Simbol: Kehati-hatian dan Larangan
"Wahai orang-orang yang beriman! Janganlah kamu saling memakan harta sesamamu dengan jalan yang batil (tidak benar), kecuali berupa perniagaan yang berlaku dengan suka sama suka di antara kamu. Dan janganlah kamu membunuh dirimu. Sungguh, Allah Maha Penyayang kepadamu."
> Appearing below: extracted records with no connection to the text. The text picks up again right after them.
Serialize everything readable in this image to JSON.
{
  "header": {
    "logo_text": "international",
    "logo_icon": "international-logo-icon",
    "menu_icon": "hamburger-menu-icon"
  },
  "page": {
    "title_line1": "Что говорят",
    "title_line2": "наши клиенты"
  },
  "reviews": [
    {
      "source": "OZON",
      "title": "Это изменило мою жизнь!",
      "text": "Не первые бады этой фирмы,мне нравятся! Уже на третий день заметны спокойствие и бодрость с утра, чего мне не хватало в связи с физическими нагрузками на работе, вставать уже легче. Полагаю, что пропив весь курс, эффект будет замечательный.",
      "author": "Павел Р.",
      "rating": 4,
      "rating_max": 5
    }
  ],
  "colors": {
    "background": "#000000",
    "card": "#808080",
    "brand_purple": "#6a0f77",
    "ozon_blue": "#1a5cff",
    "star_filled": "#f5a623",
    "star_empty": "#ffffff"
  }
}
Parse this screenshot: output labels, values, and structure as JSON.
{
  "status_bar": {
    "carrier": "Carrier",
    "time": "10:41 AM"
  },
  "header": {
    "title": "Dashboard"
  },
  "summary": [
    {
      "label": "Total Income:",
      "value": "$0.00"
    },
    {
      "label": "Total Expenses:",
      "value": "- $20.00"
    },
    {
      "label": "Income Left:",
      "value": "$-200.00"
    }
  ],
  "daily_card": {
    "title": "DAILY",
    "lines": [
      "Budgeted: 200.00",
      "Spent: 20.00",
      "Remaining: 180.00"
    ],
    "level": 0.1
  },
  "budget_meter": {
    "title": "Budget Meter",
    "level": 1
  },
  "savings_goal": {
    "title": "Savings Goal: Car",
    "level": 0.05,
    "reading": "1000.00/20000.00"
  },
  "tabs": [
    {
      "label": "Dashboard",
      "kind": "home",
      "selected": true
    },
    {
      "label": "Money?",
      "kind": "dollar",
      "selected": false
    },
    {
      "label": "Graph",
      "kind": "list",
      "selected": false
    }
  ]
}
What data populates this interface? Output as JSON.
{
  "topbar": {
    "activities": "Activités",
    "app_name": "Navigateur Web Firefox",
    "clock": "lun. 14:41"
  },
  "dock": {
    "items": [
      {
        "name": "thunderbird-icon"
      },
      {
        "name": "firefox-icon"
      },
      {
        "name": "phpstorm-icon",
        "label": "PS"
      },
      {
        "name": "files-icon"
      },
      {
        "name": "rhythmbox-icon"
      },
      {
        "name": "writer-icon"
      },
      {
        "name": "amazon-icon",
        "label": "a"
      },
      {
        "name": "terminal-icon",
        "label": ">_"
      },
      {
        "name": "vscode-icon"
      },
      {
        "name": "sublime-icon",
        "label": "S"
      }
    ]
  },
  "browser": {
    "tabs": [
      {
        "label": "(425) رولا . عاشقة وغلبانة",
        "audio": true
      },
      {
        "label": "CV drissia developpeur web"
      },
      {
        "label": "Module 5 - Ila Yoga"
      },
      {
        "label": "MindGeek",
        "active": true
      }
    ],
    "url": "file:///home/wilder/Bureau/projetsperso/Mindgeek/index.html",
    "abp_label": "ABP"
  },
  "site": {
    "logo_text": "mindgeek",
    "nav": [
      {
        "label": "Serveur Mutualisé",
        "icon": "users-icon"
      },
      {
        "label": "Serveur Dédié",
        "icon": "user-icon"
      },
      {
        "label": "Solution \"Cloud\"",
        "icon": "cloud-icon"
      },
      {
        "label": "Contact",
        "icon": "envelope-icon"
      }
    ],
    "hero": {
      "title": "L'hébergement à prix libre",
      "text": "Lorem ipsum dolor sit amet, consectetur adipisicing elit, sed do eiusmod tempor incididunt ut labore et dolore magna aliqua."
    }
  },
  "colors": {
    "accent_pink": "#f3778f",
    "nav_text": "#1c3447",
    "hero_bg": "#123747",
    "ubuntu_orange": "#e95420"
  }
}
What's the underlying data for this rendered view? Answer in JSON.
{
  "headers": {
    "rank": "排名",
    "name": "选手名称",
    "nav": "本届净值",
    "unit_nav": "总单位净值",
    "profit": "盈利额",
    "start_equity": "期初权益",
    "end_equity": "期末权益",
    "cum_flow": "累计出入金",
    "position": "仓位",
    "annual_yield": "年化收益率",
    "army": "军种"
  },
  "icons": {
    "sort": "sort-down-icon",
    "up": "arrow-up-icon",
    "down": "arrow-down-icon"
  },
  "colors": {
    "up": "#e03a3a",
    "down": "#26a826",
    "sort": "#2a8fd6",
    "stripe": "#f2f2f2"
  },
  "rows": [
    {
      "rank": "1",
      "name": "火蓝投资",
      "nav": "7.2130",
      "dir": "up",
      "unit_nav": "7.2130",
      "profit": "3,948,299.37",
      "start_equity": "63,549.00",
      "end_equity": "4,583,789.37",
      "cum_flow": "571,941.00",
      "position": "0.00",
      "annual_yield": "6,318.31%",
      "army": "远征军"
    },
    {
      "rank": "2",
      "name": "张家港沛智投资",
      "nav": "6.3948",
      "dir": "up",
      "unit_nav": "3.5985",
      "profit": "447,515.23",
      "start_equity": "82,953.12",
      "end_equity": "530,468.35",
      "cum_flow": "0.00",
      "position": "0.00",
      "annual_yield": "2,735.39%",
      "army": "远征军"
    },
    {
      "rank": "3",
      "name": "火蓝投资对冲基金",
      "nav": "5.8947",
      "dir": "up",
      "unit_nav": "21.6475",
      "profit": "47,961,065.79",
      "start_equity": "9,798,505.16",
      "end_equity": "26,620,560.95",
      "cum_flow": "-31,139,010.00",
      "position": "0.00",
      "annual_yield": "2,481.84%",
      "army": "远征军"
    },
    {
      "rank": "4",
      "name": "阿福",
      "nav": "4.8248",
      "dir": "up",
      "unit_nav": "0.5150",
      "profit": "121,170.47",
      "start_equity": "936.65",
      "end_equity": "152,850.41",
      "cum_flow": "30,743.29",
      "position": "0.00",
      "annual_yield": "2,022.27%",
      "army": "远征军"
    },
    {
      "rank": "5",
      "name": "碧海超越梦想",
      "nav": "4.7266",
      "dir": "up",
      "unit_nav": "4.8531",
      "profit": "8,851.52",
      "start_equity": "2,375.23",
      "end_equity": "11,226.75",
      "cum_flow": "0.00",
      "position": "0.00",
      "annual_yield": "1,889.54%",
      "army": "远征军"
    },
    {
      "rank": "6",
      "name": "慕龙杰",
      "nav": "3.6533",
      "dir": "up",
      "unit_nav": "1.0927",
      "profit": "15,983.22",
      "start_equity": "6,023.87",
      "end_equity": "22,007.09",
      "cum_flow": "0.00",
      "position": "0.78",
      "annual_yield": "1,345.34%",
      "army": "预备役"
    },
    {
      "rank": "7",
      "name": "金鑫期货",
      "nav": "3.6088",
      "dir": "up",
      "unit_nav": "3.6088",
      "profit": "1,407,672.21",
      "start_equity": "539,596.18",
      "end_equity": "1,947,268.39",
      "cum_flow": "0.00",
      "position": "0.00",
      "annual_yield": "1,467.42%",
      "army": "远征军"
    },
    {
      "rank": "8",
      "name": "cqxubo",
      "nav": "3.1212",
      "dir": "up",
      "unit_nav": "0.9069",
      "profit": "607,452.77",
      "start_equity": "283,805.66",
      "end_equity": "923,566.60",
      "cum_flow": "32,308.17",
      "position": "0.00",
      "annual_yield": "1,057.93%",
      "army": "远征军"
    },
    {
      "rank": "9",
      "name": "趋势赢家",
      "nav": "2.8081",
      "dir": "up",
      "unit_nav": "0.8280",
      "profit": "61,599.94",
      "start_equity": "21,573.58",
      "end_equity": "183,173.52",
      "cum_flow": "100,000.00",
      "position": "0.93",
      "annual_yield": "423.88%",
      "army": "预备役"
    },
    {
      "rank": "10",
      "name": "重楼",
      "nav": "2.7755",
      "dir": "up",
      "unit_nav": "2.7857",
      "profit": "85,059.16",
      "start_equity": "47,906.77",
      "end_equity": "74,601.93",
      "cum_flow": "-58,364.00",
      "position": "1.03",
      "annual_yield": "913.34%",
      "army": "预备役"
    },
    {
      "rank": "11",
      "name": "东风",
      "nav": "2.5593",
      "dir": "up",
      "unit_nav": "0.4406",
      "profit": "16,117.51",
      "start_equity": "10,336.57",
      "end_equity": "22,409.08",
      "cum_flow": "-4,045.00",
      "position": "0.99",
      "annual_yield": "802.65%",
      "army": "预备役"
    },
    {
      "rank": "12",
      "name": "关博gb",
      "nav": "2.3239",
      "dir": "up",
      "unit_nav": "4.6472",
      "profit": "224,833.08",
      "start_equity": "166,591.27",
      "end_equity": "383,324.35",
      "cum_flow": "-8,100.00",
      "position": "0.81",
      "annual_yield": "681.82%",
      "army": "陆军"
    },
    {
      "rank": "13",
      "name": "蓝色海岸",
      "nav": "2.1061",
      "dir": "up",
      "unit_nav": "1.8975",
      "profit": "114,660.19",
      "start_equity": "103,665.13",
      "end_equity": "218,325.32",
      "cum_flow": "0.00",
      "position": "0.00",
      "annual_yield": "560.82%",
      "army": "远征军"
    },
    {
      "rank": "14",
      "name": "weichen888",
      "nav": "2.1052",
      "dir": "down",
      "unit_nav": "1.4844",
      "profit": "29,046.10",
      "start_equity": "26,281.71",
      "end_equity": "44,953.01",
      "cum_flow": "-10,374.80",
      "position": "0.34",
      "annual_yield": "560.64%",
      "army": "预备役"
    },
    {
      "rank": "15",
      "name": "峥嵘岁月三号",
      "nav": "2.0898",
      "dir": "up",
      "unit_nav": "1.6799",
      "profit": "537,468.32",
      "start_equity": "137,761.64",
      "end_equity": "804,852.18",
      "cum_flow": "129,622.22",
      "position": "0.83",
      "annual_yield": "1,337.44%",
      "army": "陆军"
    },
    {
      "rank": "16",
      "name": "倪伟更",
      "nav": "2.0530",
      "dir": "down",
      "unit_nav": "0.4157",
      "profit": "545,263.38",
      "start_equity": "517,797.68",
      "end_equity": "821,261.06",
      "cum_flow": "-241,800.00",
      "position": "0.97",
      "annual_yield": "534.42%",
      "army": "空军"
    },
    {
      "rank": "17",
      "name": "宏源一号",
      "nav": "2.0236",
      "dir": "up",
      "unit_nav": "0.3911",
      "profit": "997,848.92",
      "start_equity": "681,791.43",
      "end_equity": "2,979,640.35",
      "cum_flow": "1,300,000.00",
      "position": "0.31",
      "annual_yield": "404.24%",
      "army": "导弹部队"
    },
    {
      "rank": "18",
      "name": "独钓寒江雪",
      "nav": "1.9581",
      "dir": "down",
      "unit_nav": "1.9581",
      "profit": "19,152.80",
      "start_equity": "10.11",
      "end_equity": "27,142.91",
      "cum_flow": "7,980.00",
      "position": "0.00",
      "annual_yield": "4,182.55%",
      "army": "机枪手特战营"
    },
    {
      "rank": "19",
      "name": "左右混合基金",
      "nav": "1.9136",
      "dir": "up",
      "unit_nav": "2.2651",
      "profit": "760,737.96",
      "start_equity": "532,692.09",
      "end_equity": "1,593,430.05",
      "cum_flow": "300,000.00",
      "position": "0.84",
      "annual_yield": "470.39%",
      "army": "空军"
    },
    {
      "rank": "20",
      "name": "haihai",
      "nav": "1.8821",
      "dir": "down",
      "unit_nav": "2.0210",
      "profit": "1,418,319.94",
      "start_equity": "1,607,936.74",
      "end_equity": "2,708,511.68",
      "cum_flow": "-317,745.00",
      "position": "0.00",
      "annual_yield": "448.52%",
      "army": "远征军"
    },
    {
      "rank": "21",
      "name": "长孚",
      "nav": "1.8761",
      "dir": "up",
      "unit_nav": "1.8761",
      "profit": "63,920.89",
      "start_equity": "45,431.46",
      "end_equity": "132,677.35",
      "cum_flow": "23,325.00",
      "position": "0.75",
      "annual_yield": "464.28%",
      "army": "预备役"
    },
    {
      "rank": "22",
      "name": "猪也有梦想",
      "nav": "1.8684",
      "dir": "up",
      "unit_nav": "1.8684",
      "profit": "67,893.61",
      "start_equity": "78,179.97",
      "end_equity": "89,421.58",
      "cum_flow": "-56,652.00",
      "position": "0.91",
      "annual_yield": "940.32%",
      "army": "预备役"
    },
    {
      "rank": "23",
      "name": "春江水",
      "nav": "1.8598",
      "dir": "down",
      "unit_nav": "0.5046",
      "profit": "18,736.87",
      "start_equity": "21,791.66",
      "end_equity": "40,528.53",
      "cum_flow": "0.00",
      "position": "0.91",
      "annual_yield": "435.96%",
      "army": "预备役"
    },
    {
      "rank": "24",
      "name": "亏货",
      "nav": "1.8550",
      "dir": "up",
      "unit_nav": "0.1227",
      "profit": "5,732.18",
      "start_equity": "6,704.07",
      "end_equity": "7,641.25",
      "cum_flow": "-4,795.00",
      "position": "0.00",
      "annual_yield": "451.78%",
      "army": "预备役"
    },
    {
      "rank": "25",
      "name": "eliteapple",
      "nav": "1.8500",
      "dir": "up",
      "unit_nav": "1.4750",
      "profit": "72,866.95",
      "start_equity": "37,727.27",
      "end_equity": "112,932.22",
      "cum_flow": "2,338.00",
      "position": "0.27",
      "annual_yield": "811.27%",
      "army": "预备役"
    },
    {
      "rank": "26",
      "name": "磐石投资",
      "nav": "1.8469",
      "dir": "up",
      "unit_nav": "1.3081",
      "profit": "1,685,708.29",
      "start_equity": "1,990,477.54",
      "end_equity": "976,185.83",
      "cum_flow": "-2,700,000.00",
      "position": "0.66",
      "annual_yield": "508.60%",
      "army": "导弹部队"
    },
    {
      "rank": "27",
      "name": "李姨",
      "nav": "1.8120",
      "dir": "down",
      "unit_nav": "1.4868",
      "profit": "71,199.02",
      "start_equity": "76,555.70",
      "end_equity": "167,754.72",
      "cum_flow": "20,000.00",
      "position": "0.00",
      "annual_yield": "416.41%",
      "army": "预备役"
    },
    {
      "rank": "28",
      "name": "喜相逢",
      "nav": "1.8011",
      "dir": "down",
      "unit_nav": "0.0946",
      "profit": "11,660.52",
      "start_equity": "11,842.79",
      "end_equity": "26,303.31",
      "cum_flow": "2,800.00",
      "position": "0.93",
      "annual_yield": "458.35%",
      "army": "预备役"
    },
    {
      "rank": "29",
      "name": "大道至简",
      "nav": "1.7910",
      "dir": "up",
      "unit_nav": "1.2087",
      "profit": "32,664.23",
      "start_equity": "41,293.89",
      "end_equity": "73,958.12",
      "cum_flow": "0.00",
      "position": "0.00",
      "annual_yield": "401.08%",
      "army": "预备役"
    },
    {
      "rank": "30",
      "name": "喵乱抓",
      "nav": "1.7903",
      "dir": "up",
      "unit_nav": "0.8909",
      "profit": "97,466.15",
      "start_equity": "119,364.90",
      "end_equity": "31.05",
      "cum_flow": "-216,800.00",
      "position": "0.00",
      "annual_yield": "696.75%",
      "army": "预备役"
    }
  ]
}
Surat An-Nisa, ayat 29, merupakan salah satu ayat dalam Al-Qur'an yang sangat fundamental, memberikan pedoman etika dan moralitas dalam interaksi ekonomi antar sesama manusia. Ayat ini secara tegas melarang umat Islam untuk memakan harta orang lain dengan cara yang batil, yaitu segala bentuk cara yang tidak dibenarkan oleh syariat Islam. Larangan ini mencakup berbagai praktik seperti riba (bunga), penipuan, pencurian, penggelapan, perjudian, suap, korupsi, dan segala bentuk transaksi yang merugikan pihak lain tanpa dasar yang sah.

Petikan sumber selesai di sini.